Scientists want to search for a hypothetical particle that can act as a portal to a warped fifth dimension that mediates the cosmic realms of light and dark.
You would be forgiven for assuming that sentence is a science fiction synopsis, but it is actually the mind-boggling upshot of a recent study that seeks to illuminate some of the most persistent enigmas in science.
The existence of this speculative particle could “provide a natural explanation” for the abundance of dark matter, an unidentified substance that accounts for most of the universe’s mass, and resolve intractable problems about subatomic particles known as fermions, according to the new research, which was published last month in The European Physical Journal C.
The study adds that “the presence of new physics” can explain these fundamental mysteries by presenting a model of the universe with a fifth dimension that can be traversed by particles.
The study was authored by Javier Castellano and Matthias Neubert, theoretical physicists at the PRISMA+ Cluster of Excellence at Johannes Gutenberg University Mainz, and Adrián Carmona, an Athenea3i fellow at the department of theoretical physics and the cosmos at the University of Granada.
“We have been working on a similar topic for quite some time,” said the team in an email.
“Our initial motivation was to explain the possible origin of fermion masses in theories with a warped extra dimension.”
“We knew that the masses of these constituents had some special features, which were crying out for an explanation,” they said.
The researchers are part of a long scientific tradition that questions whether the four dimensions that humans can comprehend—3D space and time—are really all the universe has to offer. This line of research has produced 5-dimensional field equations that express the implications an extra dimension would have on the universe, and reality itself.
While researching these equations in relation to fermion masses, the team sketched out the existence of a new scalar field associated with a speculative particle that is roughly similar to the Higgs field associated with the famous Higgs boson particle.
“We found that the new scalar field had an interesting, non-trivial behavior along the extra dimension,” the team explained. “Since this new particle has very similar quantum properties as the Higgs boson, it was very natural to assume that the two particles should mix with each other, meaning that their quantum-mechanical wave functions are intertwined.”
“Studying this mixing was one of the original motivations of this work,” the researchers added.
As they probed this hypothesis, the physicists realized that the heavy particle could offer “a unique window” into dark matter because it would be able to mediate a new force connecting dark matter and its more familiar visible counterpart, which takes the form or stars, planets, and everything else we can detect with traditional light-based astronomy.
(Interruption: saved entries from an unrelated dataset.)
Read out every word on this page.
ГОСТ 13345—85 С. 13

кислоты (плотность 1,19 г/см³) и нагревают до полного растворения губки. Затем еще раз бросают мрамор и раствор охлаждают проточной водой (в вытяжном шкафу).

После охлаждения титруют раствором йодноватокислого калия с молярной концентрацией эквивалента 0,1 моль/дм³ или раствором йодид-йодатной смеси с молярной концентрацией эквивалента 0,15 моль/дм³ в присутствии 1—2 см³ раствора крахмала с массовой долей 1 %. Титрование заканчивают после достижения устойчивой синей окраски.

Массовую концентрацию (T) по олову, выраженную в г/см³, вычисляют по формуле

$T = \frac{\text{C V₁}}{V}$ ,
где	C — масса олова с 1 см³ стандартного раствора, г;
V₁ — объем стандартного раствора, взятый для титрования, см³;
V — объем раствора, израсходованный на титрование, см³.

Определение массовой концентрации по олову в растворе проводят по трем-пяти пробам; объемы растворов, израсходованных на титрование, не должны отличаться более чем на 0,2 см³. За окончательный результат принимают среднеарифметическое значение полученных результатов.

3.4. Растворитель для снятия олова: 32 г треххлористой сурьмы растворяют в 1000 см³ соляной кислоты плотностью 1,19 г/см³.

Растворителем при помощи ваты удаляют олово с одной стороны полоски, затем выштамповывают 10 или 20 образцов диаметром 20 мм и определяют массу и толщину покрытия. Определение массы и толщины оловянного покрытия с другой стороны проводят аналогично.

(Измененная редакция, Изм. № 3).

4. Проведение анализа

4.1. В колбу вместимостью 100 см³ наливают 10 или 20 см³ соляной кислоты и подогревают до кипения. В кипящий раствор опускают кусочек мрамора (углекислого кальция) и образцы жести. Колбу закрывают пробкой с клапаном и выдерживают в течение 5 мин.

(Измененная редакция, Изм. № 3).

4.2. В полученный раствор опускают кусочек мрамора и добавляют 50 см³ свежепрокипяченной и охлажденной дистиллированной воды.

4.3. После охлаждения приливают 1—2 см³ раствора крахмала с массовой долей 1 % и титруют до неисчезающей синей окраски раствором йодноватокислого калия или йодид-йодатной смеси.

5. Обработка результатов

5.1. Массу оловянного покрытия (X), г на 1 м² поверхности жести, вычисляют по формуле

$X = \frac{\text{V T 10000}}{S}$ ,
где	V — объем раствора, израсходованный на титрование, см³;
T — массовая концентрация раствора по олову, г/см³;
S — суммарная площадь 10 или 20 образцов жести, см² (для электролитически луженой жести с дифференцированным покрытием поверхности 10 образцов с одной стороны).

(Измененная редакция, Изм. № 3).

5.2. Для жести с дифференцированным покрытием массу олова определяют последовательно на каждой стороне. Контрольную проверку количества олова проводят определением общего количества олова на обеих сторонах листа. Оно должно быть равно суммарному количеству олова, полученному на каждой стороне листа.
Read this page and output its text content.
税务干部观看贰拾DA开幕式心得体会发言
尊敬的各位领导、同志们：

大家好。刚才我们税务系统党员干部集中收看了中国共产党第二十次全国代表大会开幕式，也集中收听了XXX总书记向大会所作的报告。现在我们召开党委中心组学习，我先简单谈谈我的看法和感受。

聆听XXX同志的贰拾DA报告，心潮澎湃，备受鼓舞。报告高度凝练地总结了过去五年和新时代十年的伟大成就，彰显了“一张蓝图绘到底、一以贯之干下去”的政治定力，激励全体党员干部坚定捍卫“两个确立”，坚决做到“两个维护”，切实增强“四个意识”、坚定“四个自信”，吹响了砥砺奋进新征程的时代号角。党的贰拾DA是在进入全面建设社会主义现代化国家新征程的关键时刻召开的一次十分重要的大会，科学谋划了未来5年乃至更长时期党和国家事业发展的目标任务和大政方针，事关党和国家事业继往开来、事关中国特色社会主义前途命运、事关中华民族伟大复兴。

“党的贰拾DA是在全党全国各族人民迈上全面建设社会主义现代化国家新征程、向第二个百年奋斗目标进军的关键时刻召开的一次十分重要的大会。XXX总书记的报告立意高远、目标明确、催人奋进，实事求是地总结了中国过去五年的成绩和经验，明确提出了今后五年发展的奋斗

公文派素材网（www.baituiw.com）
“If this heavy particle exists, it would necessarily connect the visible matter that we know and that we have studied in detail with the constituents of the dark matter, assuming that dark matter is composed out of fundamental fermions, which live in the extra dimension,” the physicists explained.
“This is not a far-fetched idea, since we know that ordinary matter is made of fermions and that, if this extra dimension exists, they will very likely propagate into it,” they noted.
Models of the hypothetical particle did not conflict with real observational evidence of dark matter abundance in the universe. This general agreement with empirical evidence, along with the hefty mathematical work in the study, demonstrates that the particle could be “a possible new messenger to the dark sector,” the researchers said.
“Therefore, confirming the existence of such a new scalar particle will open an exciting path towards the possible discovery of dark matter,” the team said. “This will give us in particular very useful information about the possible mass range of dark matter and its interactions with the particles we know nowadays.”
Now that scientists have a lead on this hypothetical particle and its 5th dimension, they have to actually look for it. The Higgs boson was eventually spotted by the Large Hadron Collider (LHC) in Switzerland in 2012, an achievement that earned the Nobel Prize in Physics. However, the LHC would not be equipped to search for the particle proposed in the new paper, as it would be too heavy to be generated in any current facility.
Though the particle might be detectable for a new generation of proposed colliders, such as the International Linear Collider, the Compact Linear Collider (CLIC), and the Future Circular Collider, the researchers said that “due to its large mass the prospects for such a direct discovery seem very challenging even at the high energies discussed for such a machine (100 TeV).”
Even so, the researchers believe that the particle could be detected more indirectly, such as through observing gravitational waves, which are ripples in spacetime.
“Another possibility, which we did not explore yet, is that this new particle could play an important role in the cosmological history of the universe, and might produce gravitational waves that can be searched for with future gravitational-wave detectors,” the researchers added.
Future studies of dark matter could also help to constrain the odds of the particle’s existence, so the team is optimistic that their 5th-dimensional concept will develop alongside advances in particle physics and cosmology. Beyond its implications for understanding dark matter, the particle, if it exists, could shed light on longstanding scientific dilemmas such as the flavor puzzle or the hierarchy problem, while also opening a new window into the early universe.
“One could study the potential role played by the new scalar particle in stabilizing the extra dimension,” the team said. “This could also eventually lead to an interesting cosmological history of the universe and might lead to the production of gravitational waves. This is an interesting line of research, which we plan to follow in the months ahead.”
“One could also try to find new ways of probing this particle at future hadron colliders,” the researchers concluded. “As you can see, there are really plenty of things one can think of!”